I agree with the principles behind the Common Core State Standards for Math and the Grit teaching method. All students are capable of learning Math well, if differentiation is used to target all types of learning styles within each group of students, and those students are effectively taught not to fear failure. Nobody can avoid failure all of the time, but analyzing each failure and persevering through multiple attempts will improve a student’s ability to avoid failure in the future. Finally, fostering mutual respect between parents, teachers and students is critical to long-term academic success.
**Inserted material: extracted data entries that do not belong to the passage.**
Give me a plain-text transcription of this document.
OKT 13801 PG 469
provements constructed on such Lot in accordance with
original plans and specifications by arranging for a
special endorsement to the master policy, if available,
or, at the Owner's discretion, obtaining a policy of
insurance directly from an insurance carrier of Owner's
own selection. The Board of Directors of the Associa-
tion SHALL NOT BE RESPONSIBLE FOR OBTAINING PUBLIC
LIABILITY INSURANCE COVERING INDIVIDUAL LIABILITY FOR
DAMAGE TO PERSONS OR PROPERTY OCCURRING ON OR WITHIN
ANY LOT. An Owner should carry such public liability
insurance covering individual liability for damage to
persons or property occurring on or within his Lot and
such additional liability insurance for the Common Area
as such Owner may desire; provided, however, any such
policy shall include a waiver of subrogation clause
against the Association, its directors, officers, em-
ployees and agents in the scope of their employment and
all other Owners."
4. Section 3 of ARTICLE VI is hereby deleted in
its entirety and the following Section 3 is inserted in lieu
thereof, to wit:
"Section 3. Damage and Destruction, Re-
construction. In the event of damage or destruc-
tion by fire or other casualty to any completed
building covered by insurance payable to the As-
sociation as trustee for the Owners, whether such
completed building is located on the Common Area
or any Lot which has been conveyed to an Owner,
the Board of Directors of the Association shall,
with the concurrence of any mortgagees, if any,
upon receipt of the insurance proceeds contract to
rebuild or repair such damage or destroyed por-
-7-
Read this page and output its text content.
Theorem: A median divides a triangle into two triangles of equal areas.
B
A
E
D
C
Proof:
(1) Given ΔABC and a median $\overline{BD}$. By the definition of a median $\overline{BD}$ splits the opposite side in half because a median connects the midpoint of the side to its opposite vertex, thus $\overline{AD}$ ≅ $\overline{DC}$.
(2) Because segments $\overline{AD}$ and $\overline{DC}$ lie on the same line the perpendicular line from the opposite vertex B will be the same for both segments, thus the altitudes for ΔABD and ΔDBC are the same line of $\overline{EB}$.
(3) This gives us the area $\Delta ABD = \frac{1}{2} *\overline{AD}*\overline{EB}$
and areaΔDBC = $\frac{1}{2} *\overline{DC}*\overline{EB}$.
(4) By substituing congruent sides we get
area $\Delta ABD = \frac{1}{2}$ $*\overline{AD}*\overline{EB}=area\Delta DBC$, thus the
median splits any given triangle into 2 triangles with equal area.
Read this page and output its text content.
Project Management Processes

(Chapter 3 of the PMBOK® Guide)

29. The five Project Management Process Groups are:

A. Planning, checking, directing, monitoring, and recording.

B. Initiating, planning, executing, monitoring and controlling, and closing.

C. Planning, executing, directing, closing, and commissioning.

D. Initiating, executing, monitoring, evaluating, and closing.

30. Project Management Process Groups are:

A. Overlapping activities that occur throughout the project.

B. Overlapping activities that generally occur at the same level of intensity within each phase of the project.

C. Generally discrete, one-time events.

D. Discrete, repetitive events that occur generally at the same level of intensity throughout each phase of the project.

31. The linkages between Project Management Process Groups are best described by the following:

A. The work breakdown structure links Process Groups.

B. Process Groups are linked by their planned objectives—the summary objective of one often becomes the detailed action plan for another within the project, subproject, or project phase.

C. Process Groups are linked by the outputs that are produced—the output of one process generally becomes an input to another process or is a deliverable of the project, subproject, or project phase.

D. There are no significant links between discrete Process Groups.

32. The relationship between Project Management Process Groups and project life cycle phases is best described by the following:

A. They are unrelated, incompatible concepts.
My success as a teacher is due in large measure to the wide variety of educational experiences I’ve had. In the Army, I went to school five days a week for eight hours a day until I had a thorough understanding of electronic communications theory and proved it through practical application on real-world equipment. In college, I was given much more flexibility to work on projects with experienced professors. While employed, I was constantly enrolled in professional development courses and certification programs. As a life-long learner, I’ve used my learning skills to educate myself through online software, library research and interviewing.
I was given an opportunity to learn about teaching Middle School students basic computer programming with a software program called Squeak Etoys. My students learned to write software scripts by creating visual objects and then telling them what to do. For instance, a student could draw a car and tell it to drive forward, turn, or even to chase another object. Scripting required the use of variables and Math, so I was able to incorporate classroom lessons. Although most did well, it was clear that they would need to continue learning the program every year in order to realize the expected learning growth.
I’m an environmentalist, so I joined environmental clubs in High School and college. While teaching at Southeastern Community College, I also participated in the Environmental Action Club with other faculty and students. We gave awards to local activists and business owners to recognize achievements. It was also a friendly forum to discuss jobs and the college’s environmental programs.